So I don't own anything. Sorry for the OOCness.

This is kind of based something I saw on Wattpad. Anybody heard of Saving Elliot (ugh my heart)? Yeah, you could tell I was inspired.

Chapter 6

Heartbreaker's Strings

Piper

I couldn't believe I almost told him. Stupid. Stupid. This was why you put up a force field around yourself, Piper, so you can't let anyone in. My music blasted into my ear as we jogged back, the beat thumping into my head. I purposely chose not to say anything, personally because I felt like there was nothing to say after warning somebody you might fuck up their heart. There was something in his eyes, akin to the sounds of porcelain shards shattering, like I broke all the strings inside of him- but no, that wasn't the case. I was trying to prevent that from happening by giving a fair warning.
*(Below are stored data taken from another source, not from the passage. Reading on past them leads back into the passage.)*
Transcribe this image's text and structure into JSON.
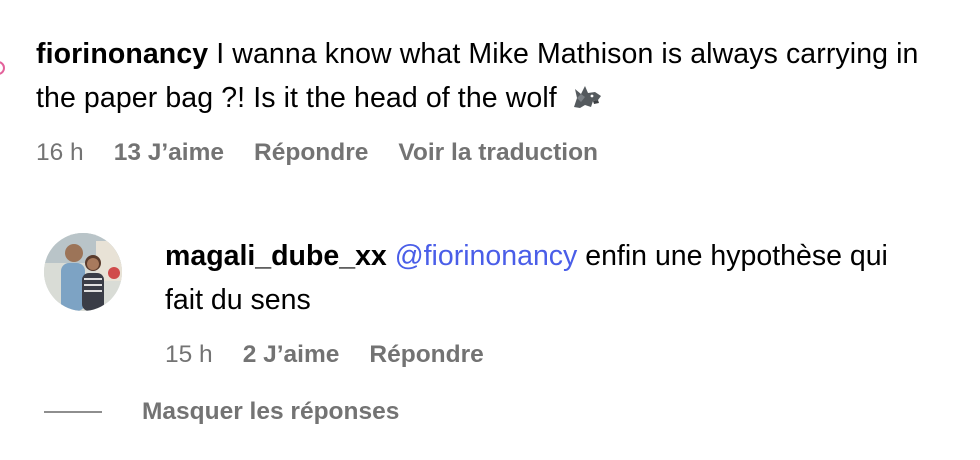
{
  "comment": {
    "username": "fiorinonancy",
    "text": "I wanna know what Mike Mathison is always carrying in the paper bag ?! Is it the head of the wolf",
    "emoji_icon": "wolf-icon",
    "time": "16 h",
    "likes": "13 J’aime",
    "reply_label": "Répondre",
    "translate_label": "Voir la traduction"
  },
  "reply": {
    "username": "magali_dube_xx",
    "mention": "@fiorinonancy",
    "text": "enfin une hypothèse qui fait du sens",
    "time": "15 h",
    "likes": "2 J’aime",
    "reply_label": "Répondre"
  },
  "hide_replies_label": "Masquer les réponses",
  "colors": {
    "meta_text": "#737373",
    "mention": "#4a5ee8",
    "avatar_ring": "#e3629b"
  }
}
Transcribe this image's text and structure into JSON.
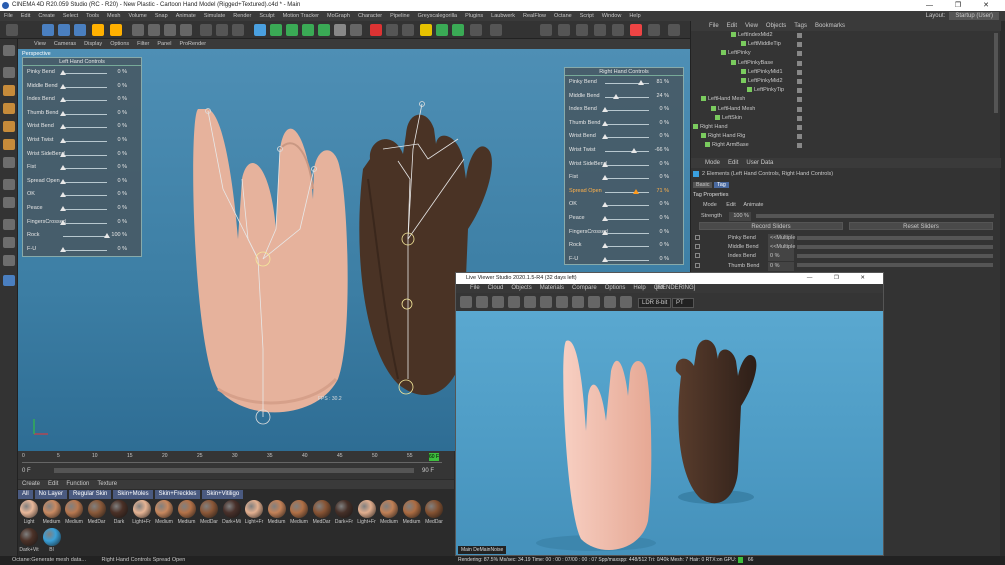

The first thing I'll notice from Sparky was how violently blue his eyes were, electrifyingly terrifying by the way they seemed able to burn your skin more than any passing remark but when his smile spilt open his face and those eyes became friendly.

Yes, I was afraid I might've cut some strings inside of him. But it was better than being utterly unrepairable.

Relief flooded back into Jason's expression when he saw the familiar rise of the campus buildings. His cheeks were puffy red, panting out like a dog in heat, but I turned away almost immediately in aloofness so he wouldn't catch me looking.

Finally, we sprinted the last hundred metres into the school's courtyard, entering the open fence chainlink. Coach Hedge yelled at us upon our arrival, screaming we were "a bunch of slowpoke cupcakes". He said the word cupcake so often I was beginning to suspect a possible fetish.

And it was then the realization dawned on me that it had been thirty minutes since I had my last cigarette.

I walked over to my hidden spot, the bench behind my dorm where Mr Brunner wouldn't catch me while I was taking a drag personally because I was mentally ill-prepared for a battle of wits or another detention. Then there was a spark, a fizz of a red black flame, the smell of smoke and then I was heaving through corrupted lungs, the nicotine stale in my mouth, the cherry tip guiding me.

The last time I came here was with Jason. I folded my legs and looked around, remembering the tingle travelling up my spine when we first kissed, our lips colliding. It was such a good kiss; a kiss that melt between us, the kind of kiss that told me every other kiss I had was wrong.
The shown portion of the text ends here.